Ukraińskie władze twierdzą, że na terytorium ich kraju Rosja wprowadziła nowe oddziały swojej armii. Chodzi o grupę około siedmiuset żołnierzy.

Dwa rosyjskie bataliony weszły na terytorium Ukrainy, aby pomóc separatystom w walkach z ukraińską armią. Bojówkarze prowadzą aktywne działania koło Doniecka, Mariupola i w obwodzie ługańskim. Informację przekazał premier Arsenij Jaceniuk powołując się na wywiad wojskowy. „Czołgi, haubice, systemy rakietowe Grad, Smercz, Buk nie są sprzedawane na bazarze w Doniecku i w rosyjskich sklepach wojskowych.

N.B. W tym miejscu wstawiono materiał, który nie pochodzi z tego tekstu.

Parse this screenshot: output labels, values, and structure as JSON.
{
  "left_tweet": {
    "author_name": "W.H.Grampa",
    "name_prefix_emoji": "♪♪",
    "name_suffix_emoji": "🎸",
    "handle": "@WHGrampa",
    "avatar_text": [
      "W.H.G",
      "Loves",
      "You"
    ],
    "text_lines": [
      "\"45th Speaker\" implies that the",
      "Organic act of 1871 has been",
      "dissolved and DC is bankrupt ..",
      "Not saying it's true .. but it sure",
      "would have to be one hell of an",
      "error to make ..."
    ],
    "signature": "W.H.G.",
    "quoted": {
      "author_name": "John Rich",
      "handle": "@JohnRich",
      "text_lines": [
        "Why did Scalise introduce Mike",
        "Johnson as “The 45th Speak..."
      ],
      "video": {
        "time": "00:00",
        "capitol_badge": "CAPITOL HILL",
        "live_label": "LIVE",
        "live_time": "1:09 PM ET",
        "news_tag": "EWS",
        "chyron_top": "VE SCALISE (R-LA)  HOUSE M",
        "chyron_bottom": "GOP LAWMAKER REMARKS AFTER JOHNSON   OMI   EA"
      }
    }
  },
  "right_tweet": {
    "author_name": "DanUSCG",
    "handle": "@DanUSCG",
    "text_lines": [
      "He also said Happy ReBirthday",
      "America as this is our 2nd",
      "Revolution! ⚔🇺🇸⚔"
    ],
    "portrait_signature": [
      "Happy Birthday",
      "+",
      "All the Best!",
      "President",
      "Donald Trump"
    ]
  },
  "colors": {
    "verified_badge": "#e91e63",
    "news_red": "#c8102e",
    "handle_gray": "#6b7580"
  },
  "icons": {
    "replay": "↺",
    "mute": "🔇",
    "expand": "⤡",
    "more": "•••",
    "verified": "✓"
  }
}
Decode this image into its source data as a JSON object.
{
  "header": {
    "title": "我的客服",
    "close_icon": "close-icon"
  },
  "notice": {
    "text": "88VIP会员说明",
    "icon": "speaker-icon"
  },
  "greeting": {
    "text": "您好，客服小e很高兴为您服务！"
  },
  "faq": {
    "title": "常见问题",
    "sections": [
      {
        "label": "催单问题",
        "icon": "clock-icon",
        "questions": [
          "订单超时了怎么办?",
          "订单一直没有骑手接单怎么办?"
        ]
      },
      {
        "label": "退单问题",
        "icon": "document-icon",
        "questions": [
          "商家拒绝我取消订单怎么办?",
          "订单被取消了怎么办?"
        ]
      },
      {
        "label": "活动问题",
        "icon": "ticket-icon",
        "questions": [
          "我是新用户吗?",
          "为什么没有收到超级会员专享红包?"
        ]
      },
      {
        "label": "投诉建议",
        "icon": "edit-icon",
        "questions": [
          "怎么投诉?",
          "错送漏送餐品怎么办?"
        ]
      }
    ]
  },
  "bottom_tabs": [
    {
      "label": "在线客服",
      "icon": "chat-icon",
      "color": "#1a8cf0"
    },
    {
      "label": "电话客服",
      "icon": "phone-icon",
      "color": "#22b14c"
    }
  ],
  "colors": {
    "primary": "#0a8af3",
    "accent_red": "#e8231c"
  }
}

Ma je rosyjskie ministerstwo obrony” - powiedział ukraiński szef rządu odwołując się do słów rosyjskiego prezydenta, który w zeszłym roku zaprzeczał obecności wojsk swojego kraju na Ukrainie twierdząc, że separatyści kupili swoje wyposażenie w sklepie wojskowym.

Nadal trwają walki o donieckie lotnisko. Ukraińscy obrońcy tego obiektu są wspierani przez znaczne siły wojska. Separatyści wysadzili w powietrze dach nowego terminalu. Według nieoficjalnych informacji, jest wielu rannych Ukraińców, choć ich liczba nie jest znana.